Posted on 05/07/2012
A year ago the country was celebrating a historic victory for the US armed forces, and on a lesser scale celebrating a new 3-yr high published by the S&P 500 Index. In the case of the latter, it was a victory that would prove short-lived from one perspective, as the S&P's high watermark in early-May 2011 would survive as the market's 52-week high for the next 9 months, during which the market corrected more than 20% from those highs. A year later, however, the S&P 500 has recently exceeded those May 2011 highs, and seemingly survived its recent challenge of Q1 earnings reports. Based on data compiled by Bloomberg, 74% of the 300 S&P 500 companies that have reported Q1 earnings have "beat" their respective estimates.

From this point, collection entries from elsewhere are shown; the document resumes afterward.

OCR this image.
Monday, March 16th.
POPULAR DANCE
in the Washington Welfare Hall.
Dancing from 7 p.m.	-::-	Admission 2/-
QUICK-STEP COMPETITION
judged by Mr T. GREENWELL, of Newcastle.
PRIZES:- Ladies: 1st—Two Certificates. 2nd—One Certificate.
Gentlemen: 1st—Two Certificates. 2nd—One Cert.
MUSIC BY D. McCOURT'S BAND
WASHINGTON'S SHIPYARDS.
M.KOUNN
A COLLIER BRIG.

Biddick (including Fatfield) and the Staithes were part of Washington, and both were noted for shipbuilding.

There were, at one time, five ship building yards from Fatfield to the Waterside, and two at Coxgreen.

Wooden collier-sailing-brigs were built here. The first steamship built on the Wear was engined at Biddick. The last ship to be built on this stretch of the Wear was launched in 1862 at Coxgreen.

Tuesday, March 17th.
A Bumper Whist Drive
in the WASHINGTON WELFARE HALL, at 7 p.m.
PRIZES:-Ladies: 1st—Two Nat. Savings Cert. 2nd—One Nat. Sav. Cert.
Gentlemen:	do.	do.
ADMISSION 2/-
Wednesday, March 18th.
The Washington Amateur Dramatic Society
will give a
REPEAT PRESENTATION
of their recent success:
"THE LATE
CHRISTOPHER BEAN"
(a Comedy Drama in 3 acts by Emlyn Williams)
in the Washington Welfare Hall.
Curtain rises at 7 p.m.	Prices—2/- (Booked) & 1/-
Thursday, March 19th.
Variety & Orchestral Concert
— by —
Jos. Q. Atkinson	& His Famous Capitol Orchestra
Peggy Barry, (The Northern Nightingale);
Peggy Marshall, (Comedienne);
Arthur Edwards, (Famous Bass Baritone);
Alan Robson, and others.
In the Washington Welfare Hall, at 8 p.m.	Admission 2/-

A year removed from those May 2011 highs, we thought it interesting to illustrate the difference in the manner which the market has exceeded those highs, versus how it obtained them in the first place. For instance, in the two years leading up to May 2011 (5/1/2009 - 5/1/2011), the Equal-Weighted S&P 500 Index [SPXEWI] handily outperformed the cap-weighted S&P, beating that benchmark by more than 20% with gains 76.6%. With few exceptions, Cap-weighted Sector Funds failed to outperform Equal-weighted Sectors, as small and mid cap securities provided a stark positive divergence over that period of market growth. More recently, however, at least within the S&P 500 universe, market returns have been derived a bit differently. The table below shows the return profile of a family of cap-weighted Sector Funds (iShares) and Equal-weighted Sector Funds (Guggenheim). In 9 out of 10 cases, over the past 12-months, the cap-weighted investment option has produced better results (mouse-over for year-to-date comparison). While most of the "comps" are pretty close, our attention is once again drawn toward the US Technology sector, which has truly produced bifurcated outcomes over the past year.